The demands of the advertising business can erode personal lives if you let it, warns Costello. “Advertising is a really intense business. If you don’t constantly keep yourself grounded and keep perspective about the things that matter, the people and relationships in your life, it’s easy to let the industry eat you up from the inside,” she says, when asked to share her advice to young talent in the industry. “It’s really important there is a grounding element in your life, something that gives your perspective, that allows you to come to your work with joy and not too much stress.” It’s also important to “stay hungry” and always raise your hand in participation.
That’s why work-life balance is so important and passionately supported at Martin. Creatives don’t do their best work at 2 AM, stresses Costello, and the greatest creative inspiration comes from a life outside the agency’s walls. “I don’t think people do their best work when all they are doing is staying in their agency and not going out in the world and experiencing culture and interacting with other humans. That makes for better create work,” Costello says. “Creating culture that allows people do that is important for the work and not just for the humans because it’s all connected.”
Costello, mother to two middle school-aged children, says she turned down award show judging opportunities over the years because oftentimes participation required too much time away from her family. An art director by trade, she says she is honored to have been invited to chair the 99th ADC Awards and “happy that I was still considered after a history of saying no,” she laughs. She’s felt an affinity and respect for the organization since early days in her career working as an art director for Kirshenbaum & Bond and The Colby Agency. “The Art Directors Club was always the group that I really admired and wanted to be a part of it because the craft and all the things that were the foundation of the group were things that mattered a lot to me,” she explains. “That’s how I grew up. I looked up to it.”
Now charged with helping select the advertising winners of the 99th show, Costello says she will zero in on the fundamentals. “I’m going to go about this focusing on the foundations of what we do. It’s really easy to get seduced by the technology or ‘the first ever.’ But it still needs to be about ideas,” she says. “Ideas still matter. Craft still matters.” The best ideas are usually universal and easily explained, she adds. “It’s clear, simple. I can tell someone about it in one sentence. I can write it on a Post-it. That is the foundation of a great idea, and it’s also something that sticks with you.”

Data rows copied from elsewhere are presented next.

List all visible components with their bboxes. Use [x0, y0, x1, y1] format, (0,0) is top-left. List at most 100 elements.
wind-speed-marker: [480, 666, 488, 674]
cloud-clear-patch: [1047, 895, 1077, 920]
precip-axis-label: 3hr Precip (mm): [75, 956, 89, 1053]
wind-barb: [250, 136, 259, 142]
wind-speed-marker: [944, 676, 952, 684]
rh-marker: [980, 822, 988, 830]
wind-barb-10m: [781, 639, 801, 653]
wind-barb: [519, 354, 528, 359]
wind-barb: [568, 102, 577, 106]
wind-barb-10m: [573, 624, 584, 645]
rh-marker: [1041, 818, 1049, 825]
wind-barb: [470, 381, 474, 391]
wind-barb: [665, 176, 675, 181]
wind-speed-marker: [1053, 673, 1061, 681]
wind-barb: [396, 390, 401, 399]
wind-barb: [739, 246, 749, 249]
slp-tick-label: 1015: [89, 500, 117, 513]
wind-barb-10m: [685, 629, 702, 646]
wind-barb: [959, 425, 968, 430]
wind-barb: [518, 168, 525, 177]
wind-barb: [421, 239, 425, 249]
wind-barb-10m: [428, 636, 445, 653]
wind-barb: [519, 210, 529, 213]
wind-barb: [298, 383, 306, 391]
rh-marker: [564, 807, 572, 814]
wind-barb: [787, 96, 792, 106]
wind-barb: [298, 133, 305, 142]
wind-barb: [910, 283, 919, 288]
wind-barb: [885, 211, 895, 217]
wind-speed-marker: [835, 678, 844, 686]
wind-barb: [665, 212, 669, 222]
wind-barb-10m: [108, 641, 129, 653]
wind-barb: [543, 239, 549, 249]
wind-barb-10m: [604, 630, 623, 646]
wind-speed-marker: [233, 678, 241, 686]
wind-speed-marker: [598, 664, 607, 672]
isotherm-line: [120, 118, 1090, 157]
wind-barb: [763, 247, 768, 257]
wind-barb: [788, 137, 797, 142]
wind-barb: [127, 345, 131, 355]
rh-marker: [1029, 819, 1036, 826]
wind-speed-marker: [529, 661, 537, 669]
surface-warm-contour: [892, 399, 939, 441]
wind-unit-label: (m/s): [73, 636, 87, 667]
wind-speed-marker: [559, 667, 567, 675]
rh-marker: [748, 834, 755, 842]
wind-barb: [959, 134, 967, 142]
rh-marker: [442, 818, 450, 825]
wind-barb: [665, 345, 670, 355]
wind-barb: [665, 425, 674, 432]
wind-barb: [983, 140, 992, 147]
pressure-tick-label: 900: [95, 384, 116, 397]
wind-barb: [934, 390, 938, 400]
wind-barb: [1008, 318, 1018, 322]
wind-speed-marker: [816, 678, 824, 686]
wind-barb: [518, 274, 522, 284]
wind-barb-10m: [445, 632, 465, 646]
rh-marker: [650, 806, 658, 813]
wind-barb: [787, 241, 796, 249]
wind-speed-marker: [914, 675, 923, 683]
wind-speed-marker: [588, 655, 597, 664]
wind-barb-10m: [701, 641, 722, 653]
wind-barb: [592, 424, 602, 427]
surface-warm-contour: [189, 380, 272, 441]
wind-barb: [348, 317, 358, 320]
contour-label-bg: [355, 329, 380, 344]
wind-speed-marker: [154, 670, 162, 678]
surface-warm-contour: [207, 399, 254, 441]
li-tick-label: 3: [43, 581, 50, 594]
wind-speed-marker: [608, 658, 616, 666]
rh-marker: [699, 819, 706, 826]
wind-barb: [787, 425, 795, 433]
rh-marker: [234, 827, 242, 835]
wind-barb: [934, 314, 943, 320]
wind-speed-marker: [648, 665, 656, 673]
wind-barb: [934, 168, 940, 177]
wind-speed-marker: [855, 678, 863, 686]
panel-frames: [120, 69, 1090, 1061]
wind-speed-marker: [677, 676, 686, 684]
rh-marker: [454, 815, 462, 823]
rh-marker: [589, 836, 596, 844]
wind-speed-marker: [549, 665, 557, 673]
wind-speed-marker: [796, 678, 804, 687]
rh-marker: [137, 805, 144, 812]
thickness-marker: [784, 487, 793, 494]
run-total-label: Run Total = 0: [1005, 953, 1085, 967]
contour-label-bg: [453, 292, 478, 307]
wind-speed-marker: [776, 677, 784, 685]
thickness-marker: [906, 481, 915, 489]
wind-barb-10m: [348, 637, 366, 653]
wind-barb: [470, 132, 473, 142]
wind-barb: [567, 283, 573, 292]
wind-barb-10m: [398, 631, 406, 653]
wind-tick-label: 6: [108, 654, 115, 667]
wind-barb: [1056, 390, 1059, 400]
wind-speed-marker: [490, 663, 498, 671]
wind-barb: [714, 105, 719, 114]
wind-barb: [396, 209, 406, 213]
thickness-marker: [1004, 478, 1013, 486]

One of the big winners from 2019's award show circuit still sticks with Costello, and is an example of the kind of work she'd like to see in this year's show. “Keeping Fortnight Fresh" by VMLY&R for Wendy's featured a character resembling the fast food chain's red-headed namesake waging war against frozen burgers inside the popular video game. “It was such an inventive way to work with Fortnight, and so tied with who they were,” says Costello. “I was so jealous. Mad respect.”
That’s the reaction she’ll be looking for from this year's entries before deeming them Cube-worthy. “Mad respect.”
The ADC 99th Annual Awards is accepting entries from now until January 31, 2020.